Letters & Opinion

Of Dis and Dat – Part 21

Image of Nahdjla Bailey
Image of Nahdjla Bailey
By Nahdjla Bailey

WELL, readers, I gave you notice last week that this would be my final piece in this run as my priorities lie elsewhere at this time. And I’m happy to be making it a really positive one, without discussing the fabricated fury, invented indignation and concocted choler of Opposition forces. Instead, I want to use this piece to shine a bright light on the people alongside whom I work, our supporters, and more so, others whom I come across in the course of that work. So let’s go.

I suppose I should start with the ten ladies of Goodwill Charity. The group is in its 28th year of doing what it does to benefit sections of the underprivileged (variously manifested) of our island. I certainly appreciate members as colleagues and friends but I’m afraid they can’t come close to my favourites, Eldora and Tony, two of the group’s beneficiaries who bring a heart-warming smile to my face just by clapping eyes on them no matter what, and it is clear that the feeling is mutual, for we end up like a trio of Cheshire cats every time, saying nothing, just grinning at each other, until I try to break the spell by asking some question or the other, to which I never get a spoken response, just even wider grins. And so the love fest continues.

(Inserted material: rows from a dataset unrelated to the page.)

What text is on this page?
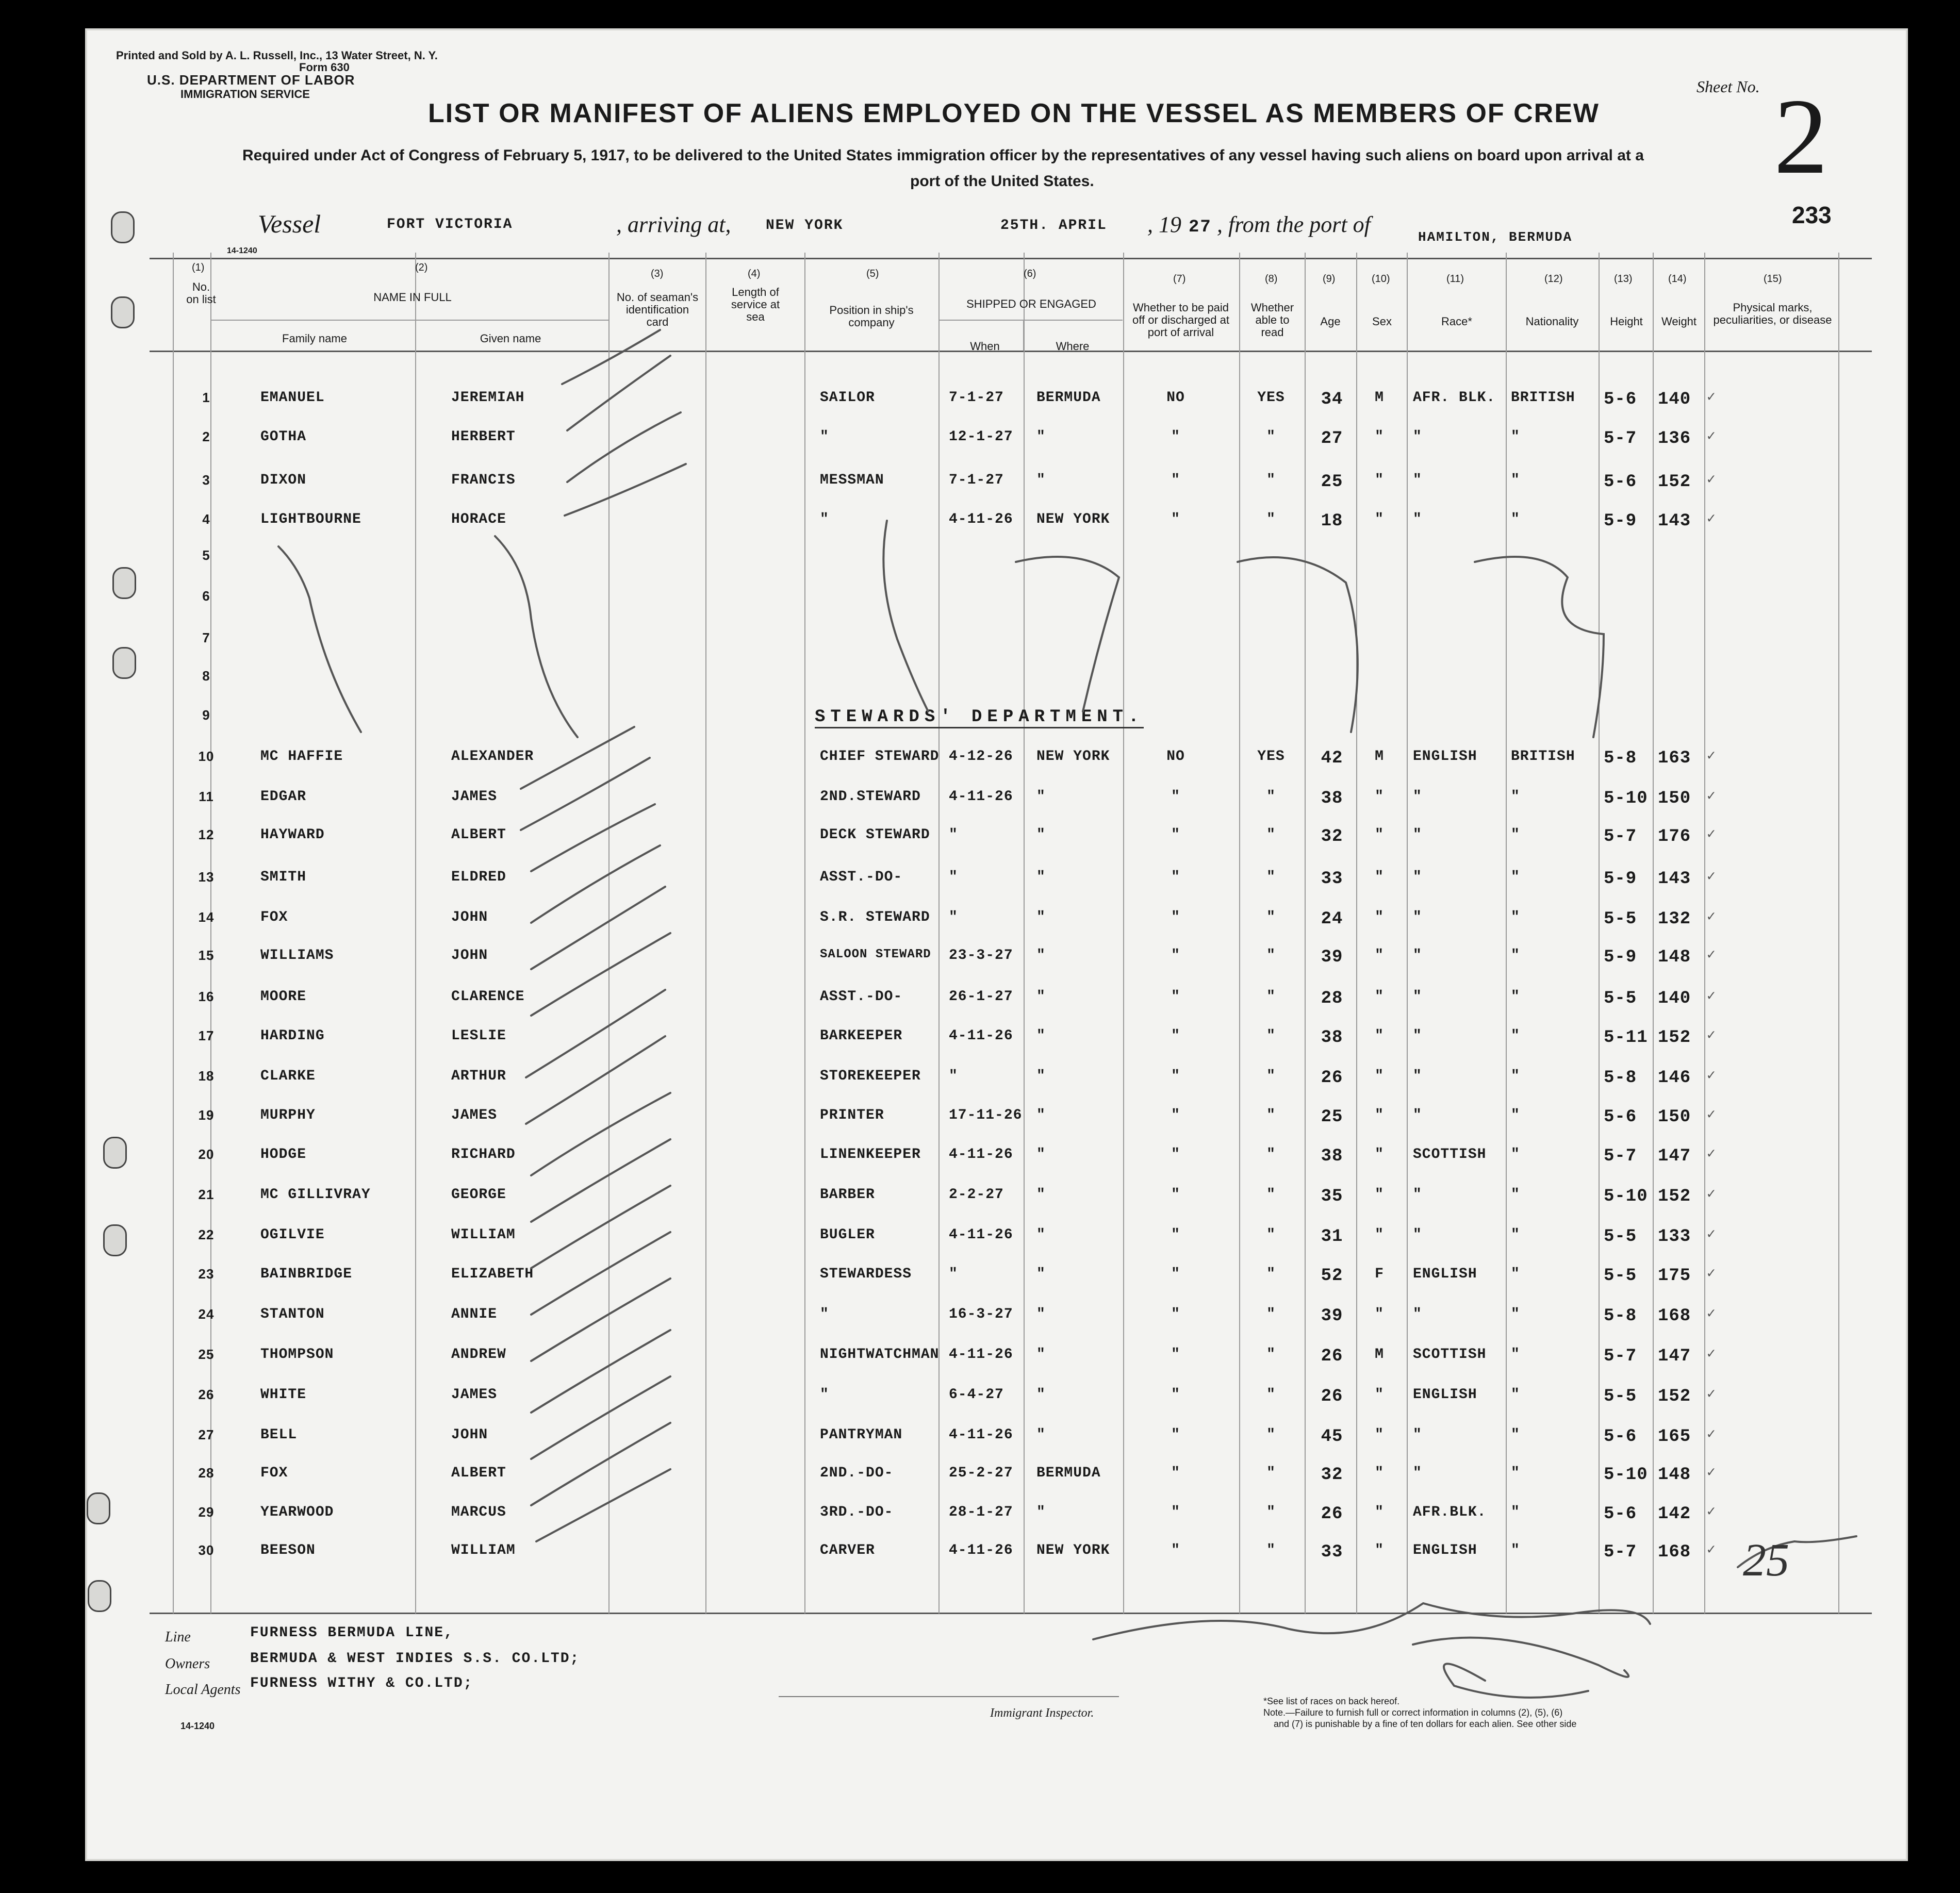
Printed and Sold by A. L. Russell, Inc., 13 Water Street, N. Y.
Form 630
U.S. DEPARTMENT OF LABOR
IMMIGRATION SERVICE	Sheet No. 2
233
LIST OR MANIFEST OF ALIENS EMPLOYED ON THE VESSEL AS MEMBERS OF CREW
Required under Act of Congress of February 5, 1917, to be delivered to the United States immigration officer by the representatives of any vessel having such aliens on board upon arrival at a
port of the United States.
Vessel	FORT VICTORIA	, arriving at, NEW YORK	25TH. APRIL , 19 27 , from the port of	HAMILTON, BERMUDA
14-1240
(1)
No. on list
(2)
NAME IN FULL
Family name	Given name
(3)
No. of seaman's identification card
(4)
Length of service at sea
(5)
Position in ship's company
(6)
SHIPPED OR ENGAGED
When	Where
(7)
Whether to be paid off or discharged at port of arrival
(8)
Whether able to read
(9)
Age
(10)
Sex
(11)
Race*
(12)
Nationality
(13)
Height
(14)
Weight
(15)
Physical marks, peculiarities, or disease
STEWARDS' DEPARTMENT.
1	EMANUEL	JEREMIAH	SAILOR	7-1-27 BERMUDA	NO	YES	34	M	AFR. BLK. BRITISH 5-6 140 ✓
2	GOTHA	HERBERT	"	12-1-27 "	"	"	27	"	"	"	5-7 136 ✓
3	DIXON	FRANCIS	MESSMAN	7-1-27 "	"	"	25	"	"	"	5-6 152 ✓
4	LIGHTBOURNE	HORACE	"	4-11-26 NEW YORK	"	"	18	"	"	"	5-9 143 ✓
5
6
7
8
9
10	MC HAFFIE	ALEXANDER	CHIEF STEWARD 4-12-26 NEW YORK	NO	YES	42	M	ENGLISH BRITISH 5-8 163 ✓
11	EDGAR	JAMES	2ND.STEWARD 4-11-26 "	"	"	38	"	"	"	5-10 150 ✓
12	HAYWARD	ALBERT	DECK STEWARD "	"	"	"	32	"	"	"	5-7 176 ✓
13	SMITH	ELDRED	ASST.-DO-	"	"	"	"	33	"	"	"	5-9 143 ✓
14	FOX	JOHN	S.R. STEWARD "	"	"	"	24	"	"	"	5-5 132 ✓
15	WILLIAMS	JOHN	SALOON STEWARD 23-3-27 "	"	"	39	"	"	"	5-9 148 ✓
16	MOORE	CLARENCE	ASST.-DO-	26-1-27 "	"	"	28	"	"	"	5-5 140 ✓
17	HARDING	LESLIE	BARKEEPER	4-11-26 "	"	"	38	"	"	"	5-11 152 ✓
18	CLARKE	ARTHUR	STOREKEEPER "	"	"	"	26	"	"	"	5-8 146 ✓
19	MURPHY	JAMES	PRINTER	17-11-26 "	"	"	25	"	"	"	5-6 150 ✓
20	HODGE	RICHARD	LINENKEEPER 4-11-26 "	"	"	38	"	SCOTTISH "	5-7 147 ✓
21	MC GILLIVRAY	GEORGE	BARBER	2-2-27 "	"	"	35	"	"	"	5-10 152 ✓
22	OGILVIE	WILLIAM	BUGLER	4-11-26 "	"	"	31	"	"	"	5-5 133 ✓
23	BAINBRIDGE	ELIZABETH	STEWARDESS	"	"	"	"	52	F	ENGLISH "	5-5 175 ✓
24	STANTON	ANNIE	"	16-3-27 "	"	"	39	"	"	"	5-8 168 ✓
25	THOMPSON	ANDREW	NIGHTWATCHMAN 4-11-26 "	"	"	26	M	SCOTTISH "	5-7 147 ✓
26	WHITE	JAMES	"	6-4-27 "	"	"	26	"	ENGLISH "	5-5 152 ✓
27	BELL	JOHN	PANTRYMAN	4-11-26 "	"	"	45	"	"	"	5-6 165 ✓
28	FOX	ALBERT	2ND.-DO-	25-2-27 BERMUDA	"	"	32	"	"	"	5-10 148 ✓
29	YEARWOOD	MARCUS	3RD.-DO-	28-1-27 "	"	"	26	"	AFR.BLK. "	5-6 142 ✓
30	BEESON	WILLIAM	CARVER	4-11-26 NEW YORK	"	"	33	"	ENGLISH "	5-7 168 ✓ 25
Line	FURNESS BERMUDA LINE,
Owners	BERMUDA & WEST INDIES S.S. CO.LTD;
Local Agents FURNESS WITHY & CO.LTD;
14-1240
Immigrant Inspector.
*See list of races on back hereof.
Note.—Failure to furnish full or correct information in columns (2), (5), (6)
and (7) is punishable by a fine of ten dollars for each alien. See other side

At a different location in another part of the city, with a different set of colleagues and a different set of beneficiaries, I get both amusement and joy from listening to Rose’s singing, particularly her very own creative lyrics to well-known songs and hymns, as well as Mary’s totally unique Canaries dancing, as they both demonstrate their respective talents to my rather suspect cuatro accompaniment, said instrument also attracting the ‘bad’ boys on the hill who have lots of talk to offer.

Then at another destination which I used to visit until recently, but no longer do, I would meet young people who are unfortunately so into themselves on account of their sad histories, that joy is not much in evidence, at least with outsiders. They are so scarred from the pain of their young lives, that it is not easy to connect either way. But I did, with one (name withheld), who so wants to be a dancer. And for sure lessons could be arranged, only the time is not right for outside interference in her current space and routine, and won’t be for some time. Tricky stuff. But it will happen.

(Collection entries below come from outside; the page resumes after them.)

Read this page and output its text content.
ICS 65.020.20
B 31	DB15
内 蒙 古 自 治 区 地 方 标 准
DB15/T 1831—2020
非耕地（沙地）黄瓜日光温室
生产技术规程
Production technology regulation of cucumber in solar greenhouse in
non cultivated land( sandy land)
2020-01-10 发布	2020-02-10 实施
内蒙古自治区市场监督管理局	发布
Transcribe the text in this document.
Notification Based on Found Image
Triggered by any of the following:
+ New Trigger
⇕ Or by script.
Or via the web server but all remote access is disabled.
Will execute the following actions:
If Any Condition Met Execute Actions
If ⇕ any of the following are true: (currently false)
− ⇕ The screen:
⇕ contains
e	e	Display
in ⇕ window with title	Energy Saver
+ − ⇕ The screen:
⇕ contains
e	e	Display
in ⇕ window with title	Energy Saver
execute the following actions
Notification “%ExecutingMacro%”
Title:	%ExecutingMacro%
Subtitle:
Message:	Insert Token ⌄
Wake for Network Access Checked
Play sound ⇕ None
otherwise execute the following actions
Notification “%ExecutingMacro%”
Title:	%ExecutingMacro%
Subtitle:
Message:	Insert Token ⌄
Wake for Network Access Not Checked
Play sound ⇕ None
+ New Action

There’s also the small, but important, annual, sponsored Thanksgiving holiday Walk now in its seventh year to benefit certain students of that well-known institution which does yeoman’s work in the training of youth, who would otherwise be left behind. I have the very difficult, self-appointed job of not walking, but driving, behind the walkers just in case someone has to give up, you get it? Such a sacrifice! And I must admit that no one has ever had to, in six years. Maybe this year…?

So, to Julia, Diane S, Lawrencia, Nancy, Pat, Loy, Janet, Deirdre and Judie, let’s keep on keeping on. To Sr. Claire and the SJC Associates, same message. Next, to the lovely Sr. Maria and staff, what you do with the kids such as my little friend (name withheld) is so beneficial to them and their futures. To the Presentation Associates, Avis, Zinita, Camilus, Linda, Monica and Kerriann, we’ve got to continue, in our own way, to assist the hardworking Dr. M and her staff at C.A.R.E., in keeping Brother Dominic’s dream alive and kicking.

However, as much as I appreciate all of you, and being involved in our causes, I am in AWE of other folk whom I come across randomly or hear about, who have taken on charitable commitments. I’m talking about people with very few worldly resources, who are clearly in need themselves but who reach out to others and help them stay afloat on a continuous basis. They are everywhere across this island, and I call them the UNSEEN, UNHEARD RESCUERS OF SAINT LUCIA. I often stop and think what things would be like in our homeland if all those fine folk withdrew their acts of love and left their beneficiaries high and dry. Not a pretty picture. Saint Lucia would surely feel it. So, I salute you, I salute you, I salute you.

Finally, to my close friends, family, acquaintances and the small group of corporate supporters of the annual walk, we could not do it without you. Thank you for your generosity of spirit and pocket. I’m banking on your continued support.

Finally, Finally, to my friends at the SLBWA: Tony, Denise, Debra, Sheila, Rodney and others, not forgetting Meena and her worthy school box project, you’ll definitely make it through.

And finally, finally, finally, to anyone out there who wishes to get involved in their own way, in any of our causes, do get in touch. There are never ever too many hands, hearts and pockets. So, try it. You just might love it!

And just to be sure that the Inland Revenue people don’t come running after me, let me declare at once that I speak of work in a voluntary capacity.